В 1938 году Ивану Артемьевичу Слонову было присвоено звание Народного артиста РСФСР.

Утром мы получили газету "Коммунист" от 11 февраля 1938 г., где на первой странице было помещено письмо Ивана Артемьевича: "Благодарю партию и советское правительство. Сегодняшний день является самым великим и радостным днем в моей долгой актерской жизни. Правительство Советской страны наградило меня высоким званием Народного артиста Республики. Всю жизнь я играл и творил для народа, и потому это звание особенно для меня дорого. Эта бесценная награда свидетельствует об исключительном внимании, любви и заботе нашей партии, нашего правительства о расцвете советского искусства.
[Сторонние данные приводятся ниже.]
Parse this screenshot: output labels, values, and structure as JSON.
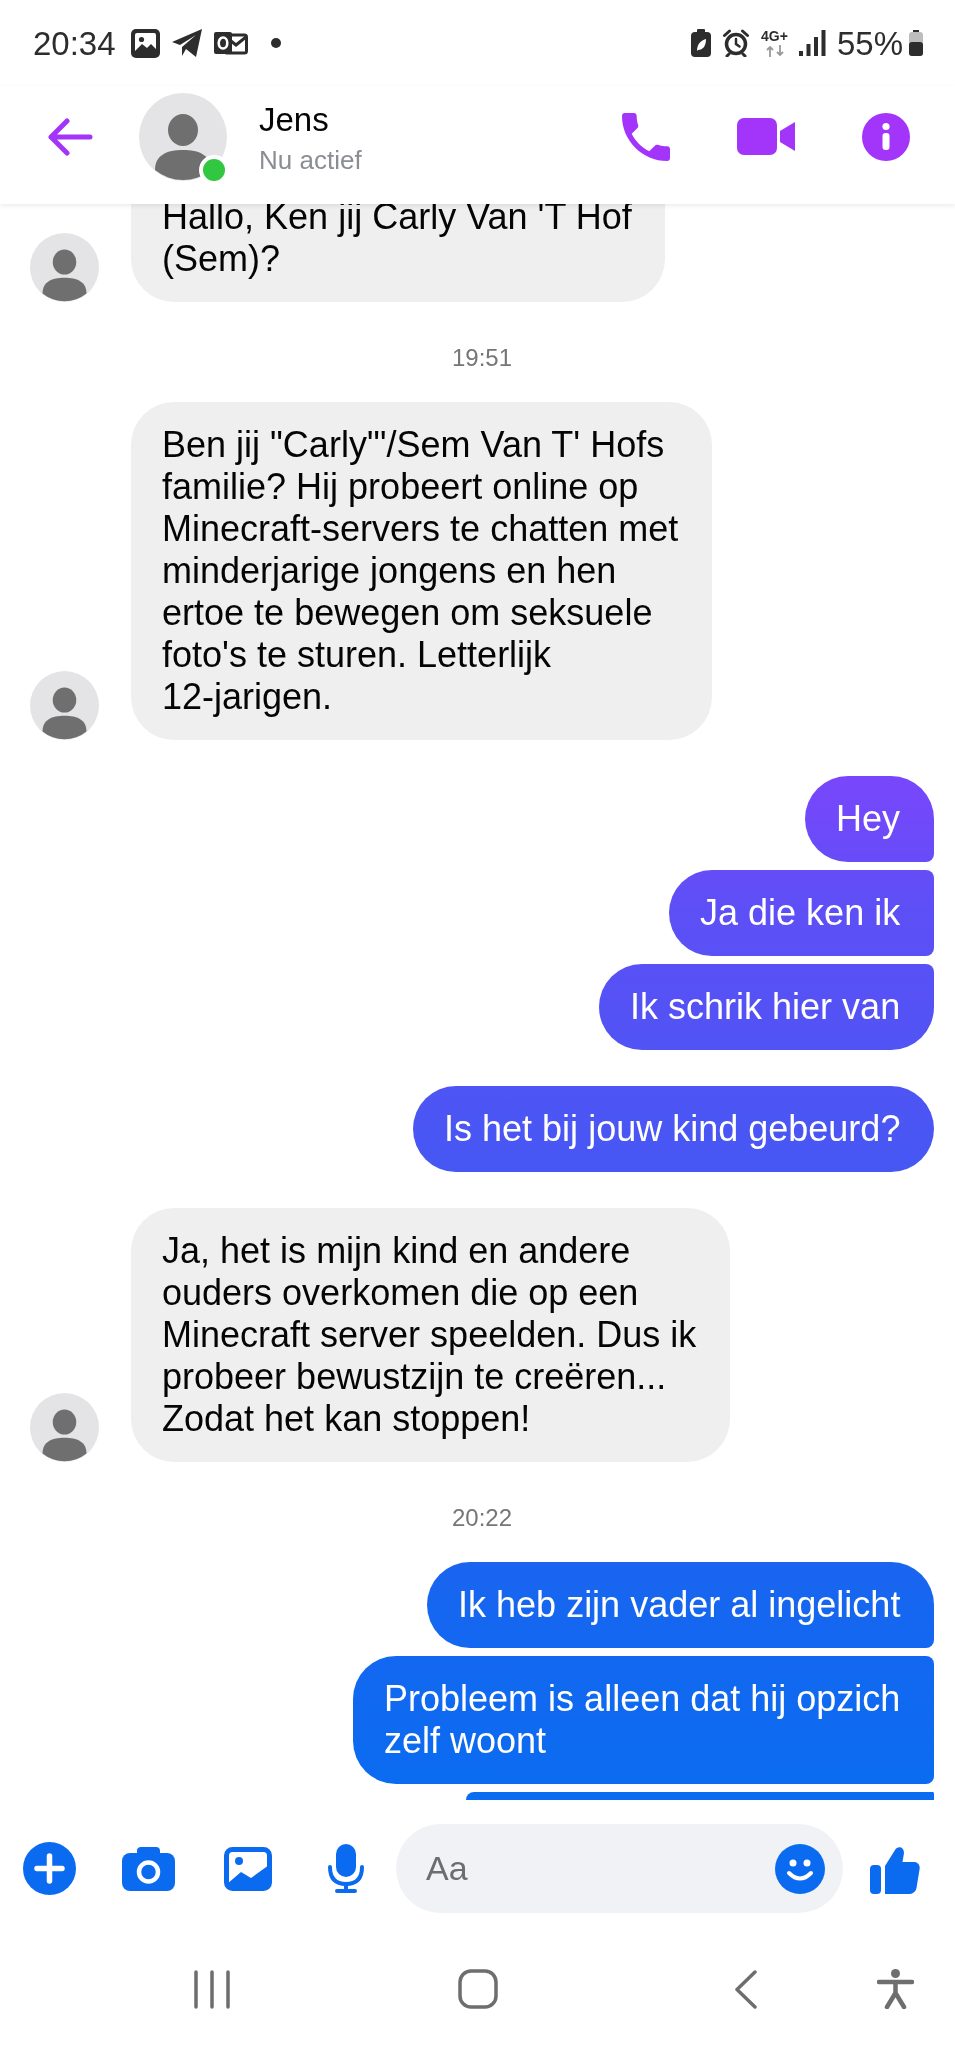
{
  "status_bar": {
    "time": "20:34",
    "network": "4G+",
    "battery": "55%"
  },
  "header": {
    "name": "Jens",
    "status": "Nu actief",
    "online": true
  },
  "thread": [
    {
      "kind": "incoming",
      "bubbles": [
        {
          "text": "Hallo, Ken jij Carly Van 'T Hof (Sem)?",
          "cut_top": true
        }
      ]
    },
    {
      "kind": "timestamp",
      "text": "19:51"
    },
    {
      "kind": "incoming",
      "bubbles": [
        {
          "text": "Ben jij \"Carly\"'/Sem Van T' Hofs familie? Hij probeert online op Minecraft-servers te chatten met minderjarige jongens en hen ertoe te bewegen om seksuele foto's te sturen. Letterlijk 12-jarigen."
        }
      ]
    },
    {
      "kind": "outgoing",
      "bubbles": [
        {
          "text": "Hey"
        },
        {
          "text": "Ja die ken ik"
        },
        {
          "text": "Ik schrik hier van"
        }
      ]
    },
    {
      "kind": "outgoing",
      "bubbles": [
        {
          "text": "Is het bij jouw kind gebeurd?"
        }
      ]
    },
    {
      "kind": "incoming",
      "bubbles": [
        {
          "text": "Ja, het is mijn kind en andere ouders overkomen die op een Minecraft server speelden. Dus ik probeer bewustzijn te creëren... Zodat het kan stoppen!"
        }
      ]
    },
    {
      "kind": "timestamp",
      "text": "20:22"
    },
    {
      "kind": "outgoing",
      "bubbles": [
        {
          "text": "Ik heb zijn vader al ingelicht"
        },
        {
          "text": "Probleem is alleen dat hij opzich zelf woont"
        },
        {
          "cut_bottom": true
        }
      ]
    }
  ],
  "composer": {
    "placeholder": "Aa"
  }
}
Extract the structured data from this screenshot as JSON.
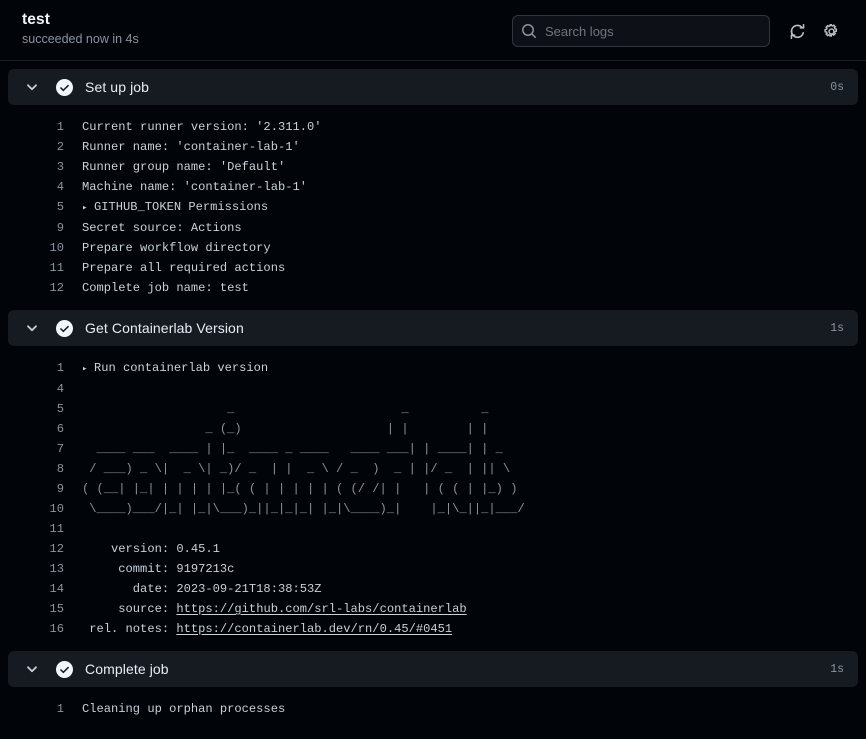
{
  "header": {
    "job_title": "test",
    "job_status": "succeeded now in 4s",
    "search": {
      "placeholder": "Search logs",
      "value": "",
      "icon": "search-icon"
    },
    "refresh_icon": "refresh-icon",
    "settings_icon": "gear-icon"
  },
  "steps": [
    {
      "name": "Set up job",
      "status_icon": "check-circle-icon",
      "chevron_icon": "chevron-down-icon",
      "duration": "0s",
      "lines": [
        {
          "n": "1",
          "text": "Current runner version: '2.311.0'",
          "expandable": false
        },
        {
          "n": "2",
          "text": "Runner name: 'container-lab-1'",
          "expandable": false
        },
        {
          "n": "3",
          "text": "Runner group name: 'Default'",
          "expandable": false
        },
        {
          "n": "4",
          "text": "Machine name: 'container-lab-1'",
          "expandable": false
        },
        {
          "n": "5",
          "text": "GITHUB_TOKEN Permissions",
          "expandable": true
        },
        {
          "n": "9",
          "text": "Secret source: Actions",
          "expandable": false
        },
        {
          "n": "10",
          "text": "Prepare workflow directory",
          "expandable": false
        },
        {
          "n": "11",
          "text": "Prepare all required actions",
          "expandable": false
        },
        {
          "n": "12",
          "text": "Complete job name: test",
          "expandable": false
        }
      ]
    },
    {
      "name": "Get Containerlab Version",
      "status_icon": "check-circle-icon",
      "chevron_icon": "chevron-down-icon",
      "duration": "1s",
      "lines": [
        {
          "n": "1",
          "text": "Run containerlab version",
          "expandable": true
        },
        {
          "n": "4",
          "text": "",
          "expandable": false
        },
        {
          "n": "5",
          "text": "                    _                       _          _",
          "art": true
        },
        {
          "n": "6",
          "text": "                 _ (_)                    | |        | |",
          "art": true
        },
        {
          "n": "7",
          "text": "  ____ ___  ____ | |_  ____ _ ____   ____ ___| | ____| | _",
          "art": true
        },
        {
          "n": "8",
          "text": " / ___) _ \\|  _ \\| _)/ _  | |  _ \\ / _  )  _ | |/ _  | || \\",
          "art": true
        },
        {
          "n": "9",
          "text": "( (__| |_| | | | | |_( ( | | | | | ( (/ /| |   | ( ( | |_) )",
          "art": true
        },
        {
          "n": "10",
          "text": " \\____)___/|_| |_|\\___)_||_|_|_| |_|\\____)_|    |_|\\_||_|___/",
          "art": true
        },
        {
          "n": "11",
          "text": "",
          "expandable": false
        },
        {
          "n": "12",
          "text": "    version: 0.45.1",
          "expandable": false
        },
        {
          "n": "13",
          "text": "     commit: 9197213c",
          "expandable": false
        },
        {
          "n": "14",
          "text": "       date: 2023-09-21T18:38:53Z",
          "expandable": false
        },
        {
          "n": "15",
          "text": "     source: ",
          "expandable": false,
          "link": "https://github.com/srl-labs/containerlab"
        },
        {
          "n": "16",
          "text": " rel. notes: ",
          "expandable": false,
          "link": "https://containerlab.dev/rn/0.45/#0451"
        }
      ]
    },
    {
      "name": "Complete job",
      "status_icon": "check-circle-icon",
      "chevron_icon": "chevron-down-icon",
      "duration": "1s",
      "lines": [
        {
          "n": "1",
          "text": "Cleaning up orphan processes",
          "expandable": false
        }
      ]
    }
  ],
  "colors": {
    "page_bg": "#010409",
    "step_header_bg": "#161b22",
    "text": "#c9d1d9",
    "muted": "#8b949e",
    "title": "#f0f6fc",
    "border": "#30363d"
  }
}
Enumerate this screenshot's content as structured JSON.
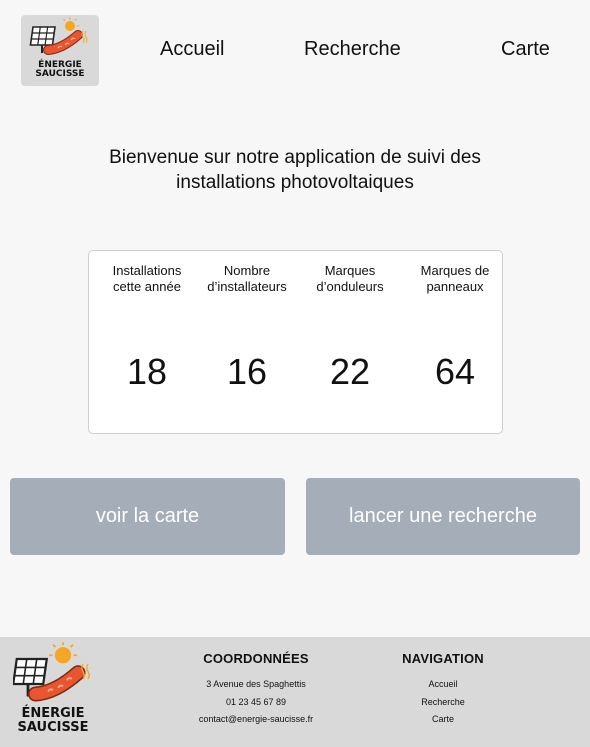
{
  "header": {
    "logo_line1": "ÉNERGIE",
    "logo_line2": "SAUCISSE",
    "nav": [
      {
        "label": "Accueil"
      },
      {
        "label": "Recherche"
      },
      {
        "label": "Carte"
      }
    ]
  },
  "welcome": {
    "line1": "Bienvenue sur notre application de suivi des",
    "line2": "installations photovoltaiques"
  },
  "stats": [
    {
      "label_line1": "Installations",
      "label_line2": "cette année",
      "value": "18"
    },
    {
      "label_line1": "Nombre",
      "label_line2": "d’installateurs",
      "value": "16"
    },
    {
      "label_line1": "Marques",
      "label_line2": "d’onduleurs",
      "value": "22"
    },
    {
      "label_line1": "Marques de",
      "label_line2": "panneaux",
      "value": "64"
    }
  ],
  "buttons": {
    "map": "voir la carte",
    "search": "lancer une recherche"
  },
  "footer": {
    "logo_line1": "ÉNERGIE",
    "logo_line2": "SAUCISSE",
    "contact": {
      "title": "COORDONNÉES",
      "address": "3 Avenue des Spaghettis",
      "phone": "01 23 45 67 89",
      "email": "contact@energie-saucisse.fr"
    },
    "navigation": {
      "title": "NAVIGATION",
      "links": [
        "Accueil",
        "Recherche",
        "Carte"
      ]
    }
  },
  "colors": {
    "background": "#f7f7f7",
    "button": "#a4adb8",
    "footer": "#d9d9d9",
    "sausage": "#e8552f",
    "sun": "#f5a623"
  }
}
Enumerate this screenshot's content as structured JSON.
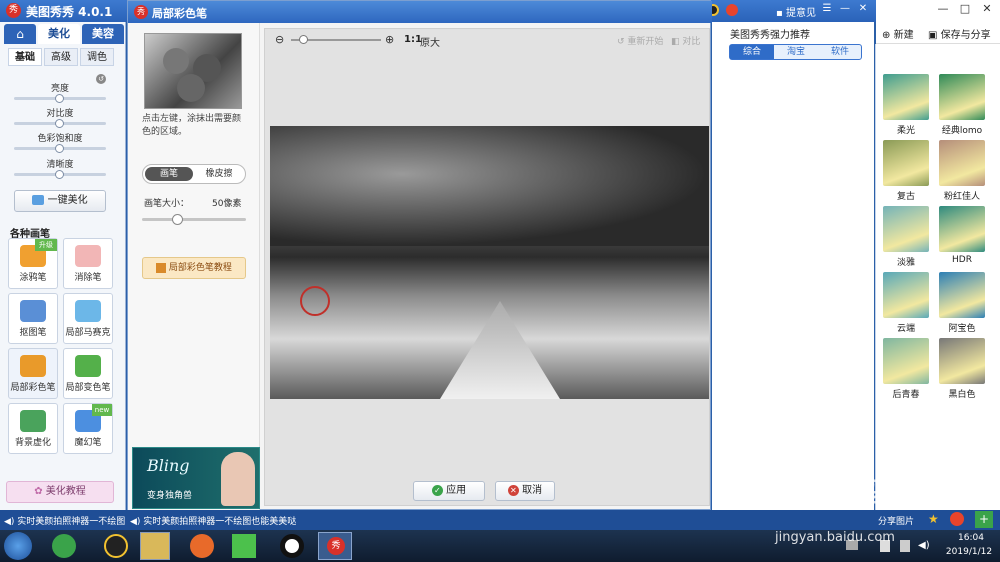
{
  "app": {
    "logo": "秀",
    "title": "美图秀秀 4.0.1"
  },
  "titlebar": {
    "login": "登录",
    "feedback": "提意见",
    "minimize": "—",
    "maximize": "□",
    "close": "✕"
  },
  "topright": {
    "new_label": "新建",
    "save_label": "保存与分享"
  },
  "left": {
    "tabs": [
      "美化",
      "美容"
    ],
    "subtabs": [
      "基础",
      "高级",
      "调色"
    ],
    "sliders": [
      {
        "label": "亮度",
        "value": 0.5
      },
      {
        "label": "对比度",
        "value": 0.5
      },
      {
        "label": "色彩饱和度",
        "value": 0.5
      },
      {
        "label": "清晰度",
        "value": 0.5
      }
    ],
    "one_click": "一键美化",
    "tools_heading": "各种画笔",
    "tools": [
      {
        "label": "涂鸦笔",
        "icon": "doodle-pen-icon",
        "color": "#f0a030",
        "badge": "升级"
      },
      {
        "label": "消除笔",
        "icon": "eraser-pen-icon",
        "color": "#f2b6b6",
        "badge": ""
      },
      {
        "label": "抠图笔",
        "icon": "cutout-pen-icon",
        "color": "#5a8fd6",
        "badge": ""
      },
      {
        "label": "局部马赛克",
        "icon": "mosaic-icon",
        "color": "#6cb7e8",
        "badge": ""
      },
      {
        "label": "局部彩色笔",
        "icon": "color-pen-icon",
        "color": "#e99a2a",
        "badge": ""
      },
      {
        "label": "局部变色笔",
        "icon": "recolor-pen-icon",
        "color": "#54b04a",
        "badge": ""
      },
      {
        "label": "背景虚化",
        "icon": "blur-bg-icon",
        "color": "#4aa35c",
        "badge": ""
      },
      {
        "label": "魔幻笔",
        "icon": "magic-pen-icon",
        "color": "#4c8fe0",
        "badge": "new"
      }
    ],
    "tutorial": "美化教程"
  },
  "dialog": {
    "logo": "秀",
    "title": "局部彩色笔",
    "instruction": "点击左键，涂抹出需要颜色的区域。",
    "brush_tab": "画笔",
    "eraser_tab": "橡皮擦",
    "brush_size_label": "画笔大小：",
    "brush_size_value": "50像素",
    "brush_size_level": 0.35,
    "tutorial_btn": "局部彩色笔教程",
    "ad_text": "Bling",
    "ad_sub": "变身独角兽",
    "zoom_ratio": "1:1",
    "zoom_label": "原大",
    "restart": "重新开始",
    "compare": "对比",
    "apply": "应用",
    "cancel": "取消"
  },
  "recommend": {
    "title": "美图秀秀强力推荐",
    "tabs": [
      "综合",
      "淘宝",
      "软件"
    ]
  },
  "effects": [
    {
      "label": "柔光",
      "color": "#3f9d8f"
    },
    {
      "label": "经典lomo",
      "color": "#2f8a58"
    },
    {
      "label": "复古",
      "color": "#8a9a56"
    },
    {
      "label": "粉红佳人",
      "color": "#b58e7a"
    },
    {
      "label": "淡雅",
      "color": "#74b3b8"
    },
    {
      "label": "HDR",
      "color": "#2e8a7e"
    },
    {
      "label": "云端",
      "color": "#58a8b8"
    },
    {
      "label": "阿宝色",
      "color": "#2c7fb5"
    },
    {
      "label": "后青春",
      "color": "#7fb6a0"
    },
    {
      "label": "黑白色",
      "color": "#777777"
    }
  ],
  "status": {
    "tip1": "实时美颜拍照神器一不绘图",
    "tip2": "实时美颜拍照神器一不绘图也能美美哒",
    "share": "分享图片"
  },
  "taskbar": {
    "time": "16:04",
    "date": "2019/1/12"
  },
  "watermark": {
    "brand": "Baidu经验",
    "url": "jingyan.baidu.com"
  }
}
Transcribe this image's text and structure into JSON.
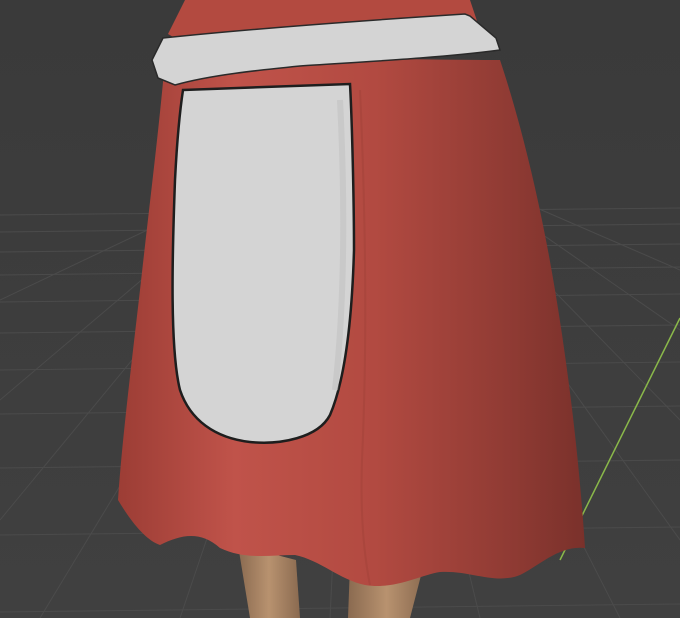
{
  "viewport": {
    "background_color": "#3d3d3d",
    "grid_line_color": "#4a4a4a",
    "axis_y_color": "#8ab84a"
  },
  "model": {
    "dress_color": "#b34a40",
    "dress_shadow_color": "#8c3a33",
    "dress_highlight_color": "#c85a4d",
    "apron_color": "#d4d4d4",
    "apron_edge_color": "#2a2a2a",
    "leg_color": "#b08a6a",
    "leg_shadow_color": "#8a6a50"
  }
}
Я 35 лет на сцене. Мне приходилось работать в дореволюционное время в разных условиях, но такого внимания, каким окружены у нас деятели искусства, нет и не может быть ни в какой другой стране.

Звание народного артиста обязывает меня ко многому. Все силы, весь мой художественный опыт безраздельно принадлежат партии и народу.

Я обязуюсь еще шире, еще глубже изучать людей нашей героической страны, чтобы в дальнейшей своей творческой работе показать образы, достойные изумительной сталинской эпохи.

До глубины души растроганный этим вниманием, этой заботой об актере, я выражаю величайшую благодарность Советскому правительству и дорогому Иосифу Виссарионовичу Сталину — лучшему другу артистов и советского театра".

На следующий год, в 1939 г., он был удостоен чести быть избранным в Областной Совет депутатов трудящихся Саратовской области.

Никогда не забуду, как, приехав в Москву, он зашел к нам, отозвал меня в сторону и, вынув из бокового кармана сложенный лист, развернул и подал мне. Это была листовка, призывающая избрать депутатом областного Совета И.А. Слонова.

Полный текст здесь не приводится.